The Mansion built by P.A. Lawrence, an Englishman who was a legislator, at Queen Elizabeth Drive, is currently the official residence of the Prime Minister of Sri Lanka which is located at No. 41, Grand Hotel Road, Nuwara Eliya. It is also known as the Prime Minister's Lodge. This building is finished with British architectural features, and it especially reflects the Victorian architectural features of British architecture.
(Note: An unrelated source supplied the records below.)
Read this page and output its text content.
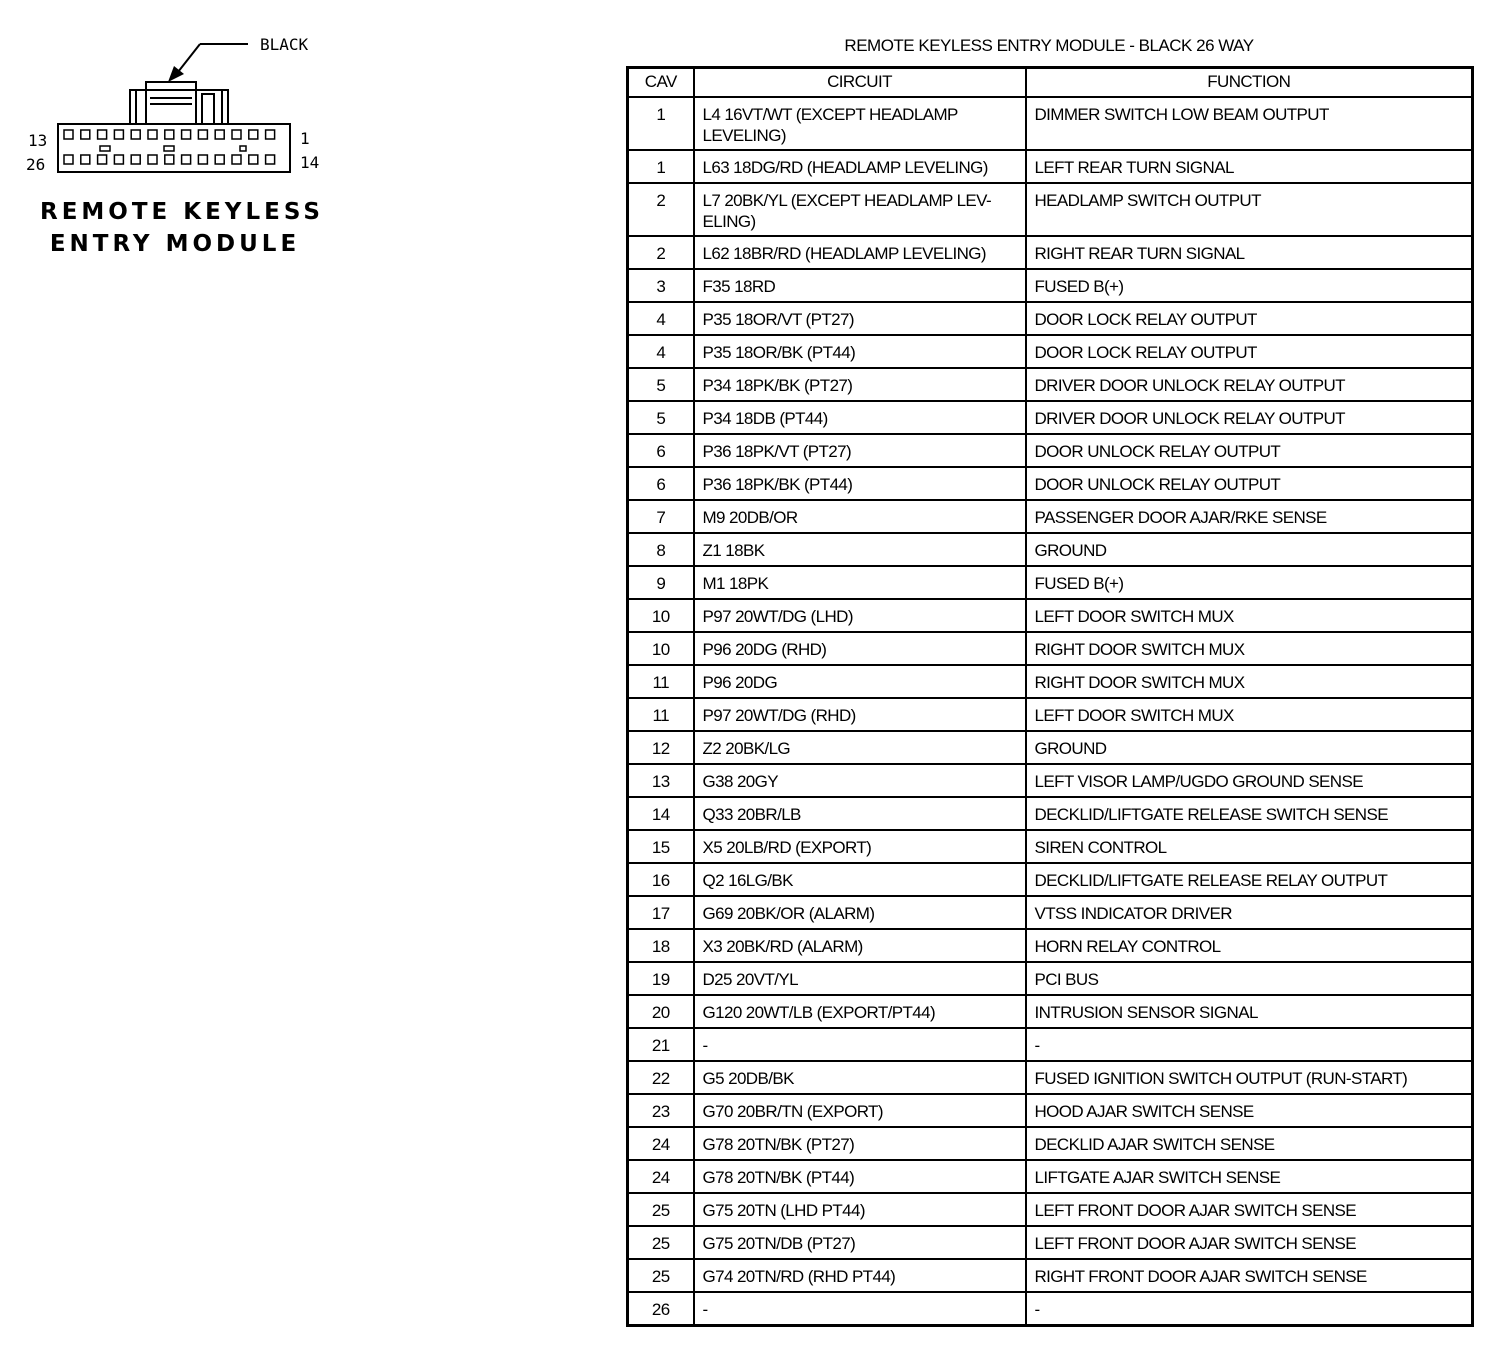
BLACK
13	1
26	14
REMOTE KEYLESS
ENTRY MODULE
REMOTE KEYLESS ENTRY MODULE - BLACK 26 WAY
CAV	CIRCUIT	FUNCTION
1	L4 16VT/WT (EXCEPT HEADLAMP LEVELING)	DIMMER SWITCH LOW BEAM OUTPUT
1	L63 18DG/RD (HEADLAMP LEVELING)	LEFT REAR TURN SIGNAL
2	L7 20BK/YL (EXCEPT HEADLAMP LEV-ELING)	HEADLAMP SWITCH OUTPUT
2	L62 18BR/RD (HEADLAMP LEVELING)	RIGHT REAR TURN SIGNAL
3	F35 18RD	FUSED B(+)
4	P35 18OR/VT (PT27)	DOOR LOCK RELAY OUTPUT
4	P35 18OR/BK (PT44)	DOOR LOCK RELAY OUTPUT
5	P34 18PK/BK (PT27)	DRIVER DOOR UNLOCK RELAY OUTPUT
5	P34 18DB (PT44)	DRIVER DOOR UNLOCK RELAY OUTPUT
6	P36 18PK/VT (PT27)	DOOR UNLOCK RELAY OUTPUT
6	P36 18PK/BK (PT44)	DOOR UNLOCK RELAY OUTPUT
7	M9 20DB/OR	PASSENGER DOOR AJAR/RKE SENSE
8	Z1 18BK	GROUND
9	M1 18PK	FUSED B(+)
10	P97 20WT/DG (LHD)	LEFT DOOR SWITCH MUX
10	P96 20DG (RHD)	RIGHT DOOR SWITCH MUX
11	P96 20DG	RIGHT DOOR SWITCH MUX
11	P97 20WT/DG (RHD)	LEFT DOOR SWITCH MUX
12	Z2 20BK/LG	GROUND
13	G38 20GY	LEFT VISOR LAMP/UGDO GROUND SENSE
14	Q33 20BR/LB	DECKLID/LIFTGATE RELEASE SWITCH SENSE
15	X5 20LB/RD (EXPORT)	SIREN CONTROL
16	Q2 16LG/BK	DECKLID/LIFTGATE RELEASE RELAY OUTPUT
17	G69 20BK/OR (ALARM)	VTSS INDICATOR DRIVER
18	X3 20BK/RD (ALARM)	HORN RELAY CONTROL
19	D25 20VT/YL	PCI BUS
20	G120 20WT/LB (EXPORT/PT44)	INTRUSION SENSOR SIGNAL
21	-	-
22	G5 20DB/BK	FUSED IGNITION SWITCH OUTPUT (RUN-START)
23	G70 20BR/TN (EXPORT)	HOOD AJAR SWITCH SENSE
24	G78 20TN/BK (PT27)	DECKLID AJAR SWITCH SENSE
24	G78 20TN/BK (PT44)	LIFTGATE AJAR SWITCH SENSE
25	G75 20TN (LHD PT44)	LEFT FRONT DOOR AJAR SWITCH SENSE
25	G75 20TN/DB (PT27)	LEFT FRONT DOOR AJAR SWITCH SENSE
25	G74 20TN/RD (RHD PT44)	RIGHT FRONT DOOR AJAR SWITCH SENSE
26	-	-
This Prime Minister's residence has been built on a land of 35 acres. Engineered bricks and cement mortar is used to build the walls of this two-storey building. The floor is made of cement and wood. It is assumed that the wood was probably oak transported to this country by ships from England. The curb is finished with cement mortar. The walls are made of brick and rough cement plaster has been used for the outer walls of the upper floor. For the exterior walls of the ground floor, plastered infill has been done to expose normal engineered bricks. The interior walls are finished with smooth plaster.
Sirimathipaya Mansion, Temple Trees, and Prime Minister's Official Residence, NuwaraEliya Commemorative Stamp
The roof is made up of four-pitched roof and two-pitched roof sections. Clay roofing tiles were used and bedded with ash cement. Doors and windows are made of wood and glass. Some of the door frames are decorated with wooden beads. Doors that open outwards are square-framed and the reveals are made in oval shape at the top. All windows are square framed and the window reveals are made in oval shape at the top.
The rooms are allocated as the Main Entrance, Inner Entrance, Powder Room, Lobby, Office Room, Living room, Front Porch, Dining Room, 04 bedrooms, Changing Rooms, Toilets, Pantry, 02 Store Rooms, Old Stoves, Kitchen, Laundry, Rooms for staff members, etc. Also, there are many pieces of furniture that represent the British period.
This Prime Minister's Official Residence has been registered as an archaeological protected monument by Gazette No. 1486 dated 23.02.2007, and during the year 2015 – 2016, it was conserved under the supervision of the Department of Archaeology.